In der Schweiz ist die Trinkwasserversorgung gesichert, aber nicht so, wie sich dies das Gesetz vorschreibt. Nutzungskonflikte gefährden die Absicherung der Fassungsgebiete. Das Problem schildert ein Bericht des Bafu, den Ende Januar der Schweizerische Rundfunk (SRF) aufgegriffen hatte.

In den meisten Schweizer Haushalten kommt das Wasser, das aus dem Hahn sprudelt, aus dem Grundwasser: Rund 80 Prozent der Bevölkerung werden mit Grundwasser versorgt. Nur wird dieses Grundwasser an manchen Orten nicht so geschützt, wie es das Gesetz verlangt. Von derartige ungenügenden Schutzzonen betroffen seien zwölf Prozent der Schweizer Bevölkerung – etwa eine Million Menschen, schreibt das Schweizer Bundesamt für Umwelt (Bafu) in einem Bericht, den es vor einigen Wochen im Internet publiziert hat, der bislang aber kaum beachtet worden sei.

Herkunft des Trinkwassers der Schweizer Bevölkerung (Bafu)

Gefährdung der Fassungen

In dem Bericht des Bafu ist die Rede von «schweren Nutzungskonflikten», die «eine grosse Gefährdung der Trinkwassernutzung» darstellten. Damit gemeint sind Situationen, bei denen sich verschiedene Nutzungen und der Grundwasserschutz in die Quere kommen. So wird etwa in Schutzzonen Landwirtschaft betrieben, oder es befinden sich dort Gebäude, Schienen oder Strassen. Trotz solcher Konflikte könne die Wasserqualität an solchen Orten «tadellos» sein, stellt das Bafu fest.

Von solchen Nutzungskonflikten gehe allerdings eine mögliche Gefahr fürs Grundwasser aus, sagt Michael Schärer vom Bafu: «Es gibt immer mehr Schutzzonen, in denen bereits Bauten und Anlagen stehen, etwa Gebäude mit Abwasserleitungen, oder Strassen oder Eisenbahnen. Und das bedeutet eine Gefährdung dieser Fassungen.»

Dichte Besiedelung als Problem. Wasserversorgungsplanung als Lösung

Nutzungskonflikte stellen die grosse Herausforderung im Vollzug des Grundwasserschutzes dar und müssen künftig noch stärker berücksichtigt werden. Bei schwerwiegenden Nutzungskonflikten muss mit geeigneten Massnahmen sichergestellt werden, dass eine sichere Trinkwasserversorgung auch in Zukunft gewährleistet werden kann. Ein wichtiges Instrument hierfür ist die regionale Wasserversorgungsplanung. Sie hilft dabei, die Wichtigkeit einer einzelnen Fassung zu beurteilen und dies bei der Interessenabwägung zwischen verschiedenen Nutzungen zu berücksichtigen. Basierend auf einer regionalen Wasserversorgungsplanung und Erhebungen zu nicht lösbaren Nutzungskonflikten liesse sich der Bedarf an Grundwasserschutzarealen für zukünftige Nutzungen ermitteln.

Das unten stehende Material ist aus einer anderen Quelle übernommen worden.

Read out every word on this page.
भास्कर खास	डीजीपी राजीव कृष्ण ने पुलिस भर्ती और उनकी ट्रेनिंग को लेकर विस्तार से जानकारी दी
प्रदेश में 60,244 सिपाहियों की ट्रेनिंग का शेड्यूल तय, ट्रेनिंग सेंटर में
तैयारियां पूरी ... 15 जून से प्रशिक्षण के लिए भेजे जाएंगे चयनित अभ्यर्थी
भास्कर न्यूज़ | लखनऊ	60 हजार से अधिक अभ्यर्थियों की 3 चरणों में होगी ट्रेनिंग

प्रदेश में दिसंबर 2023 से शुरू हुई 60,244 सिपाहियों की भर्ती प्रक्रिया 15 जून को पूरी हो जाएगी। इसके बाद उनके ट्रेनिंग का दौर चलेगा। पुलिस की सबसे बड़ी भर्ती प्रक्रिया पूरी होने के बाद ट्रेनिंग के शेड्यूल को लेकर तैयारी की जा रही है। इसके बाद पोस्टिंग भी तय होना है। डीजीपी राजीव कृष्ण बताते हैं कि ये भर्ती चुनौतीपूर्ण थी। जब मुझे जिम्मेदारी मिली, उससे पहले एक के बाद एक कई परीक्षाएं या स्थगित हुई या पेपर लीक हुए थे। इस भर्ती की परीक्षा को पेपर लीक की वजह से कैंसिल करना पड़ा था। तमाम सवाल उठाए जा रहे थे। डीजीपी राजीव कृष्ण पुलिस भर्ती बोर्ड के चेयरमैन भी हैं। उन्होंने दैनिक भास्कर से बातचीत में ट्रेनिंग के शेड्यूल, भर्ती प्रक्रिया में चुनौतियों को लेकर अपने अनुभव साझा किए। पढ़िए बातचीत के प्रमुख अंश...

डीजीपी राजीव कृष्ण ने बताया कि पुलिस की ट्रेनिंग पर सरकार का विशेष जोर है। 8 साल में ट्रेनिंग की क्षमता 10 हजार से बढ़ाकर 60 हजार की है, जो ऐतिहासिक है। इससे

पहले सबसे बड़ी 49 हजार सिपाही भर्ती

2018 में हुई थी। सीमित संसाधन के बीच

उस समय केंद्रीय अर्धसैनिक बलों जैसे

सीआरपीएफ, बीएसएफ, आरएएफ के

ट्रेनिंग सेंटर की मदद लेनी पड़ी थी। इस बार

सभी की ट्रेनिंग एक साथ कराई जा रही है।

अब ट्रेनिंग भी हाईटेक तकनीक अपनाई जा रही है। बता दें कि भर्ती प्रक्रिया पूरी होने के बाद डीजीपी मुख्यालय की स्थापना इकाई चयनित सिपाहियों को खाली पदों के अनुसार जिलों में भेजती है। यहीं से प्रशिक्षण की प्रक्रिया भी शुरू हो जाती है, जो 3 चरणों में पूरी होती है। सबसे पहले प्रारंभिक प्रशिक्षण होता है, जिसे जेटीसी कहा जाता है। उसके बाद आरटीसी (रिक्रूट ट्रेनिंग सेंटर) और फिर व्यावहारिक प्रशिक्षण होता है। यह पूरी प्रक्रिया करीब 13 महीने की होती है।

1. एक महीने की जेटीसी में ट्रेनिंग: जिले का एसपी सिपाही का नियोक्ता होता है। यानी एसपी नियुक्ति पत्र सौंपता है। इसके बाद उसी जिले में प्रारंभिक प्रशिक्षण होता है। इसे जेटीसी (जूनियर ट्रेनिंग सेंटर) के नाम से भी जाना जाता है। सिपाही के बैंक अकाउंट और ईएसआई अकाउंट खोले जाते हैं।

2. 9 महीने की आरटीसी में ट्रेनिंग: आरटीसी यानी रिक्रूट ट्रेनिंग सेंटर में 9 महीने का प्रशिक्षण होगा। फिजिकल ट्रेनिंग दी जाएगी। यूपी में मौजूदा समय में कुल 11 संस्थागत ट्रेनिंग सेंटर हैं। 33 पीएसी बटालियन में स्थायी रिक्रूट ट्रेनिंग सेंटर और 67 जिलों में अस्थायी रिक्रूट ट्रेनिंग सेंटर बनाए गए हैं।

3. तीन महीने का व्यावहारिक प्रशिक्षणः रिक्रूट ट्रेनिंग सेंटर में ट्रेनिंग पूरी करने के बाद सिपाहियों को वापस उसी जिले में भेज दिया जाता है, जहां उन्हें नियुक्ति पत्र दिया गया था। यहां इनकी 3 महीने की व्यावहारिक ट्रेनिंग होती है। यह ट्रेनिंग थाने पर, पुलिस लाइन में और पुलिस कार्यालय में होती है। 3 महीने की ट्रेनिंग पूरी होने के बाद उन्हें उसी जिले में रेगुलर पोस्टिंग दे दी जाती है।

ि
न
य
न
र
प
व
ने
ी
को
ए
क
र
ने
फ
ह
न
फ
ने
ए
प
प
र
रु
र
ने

In planerischen Prozessen wird der Grundwasserschutz häufig erst spät berücksichtigt. Dies führt dazu, dass Projekte teilweise erheblich verzögert werden und der Grundwasserschutz als Behinderung in der Projektumsetzung wahrgenommen wird.

Ähnlich wie in manchen deutschen Regionen wie München, Rhein-Main-Region u.a. führen auch in der Schweiz die Nutzungskonkurrenzen oder gar Nutzungskonflikte zu Schwierigkeiten in der Wasserversorgung.

Weitere Quellen

1 Kommentar

  1. Es wird (nicht nur) in der Schweiz viel gebaut: Wohnhäuser, Industriebauten oft immer noch “auf der grünen Wiese”, Strassen, Bike-Wege usw. Wachstum – mit der entsprechenden Verschmutzungsgefahr – ist überall sichtbar. Wasser wird knapper. Und die Landwirtschaft darf in Grundwasserschutzzonen Acker- und Gemüsebau betreiben; nur ein kleiner Teil der Pestizide ist dort verboten.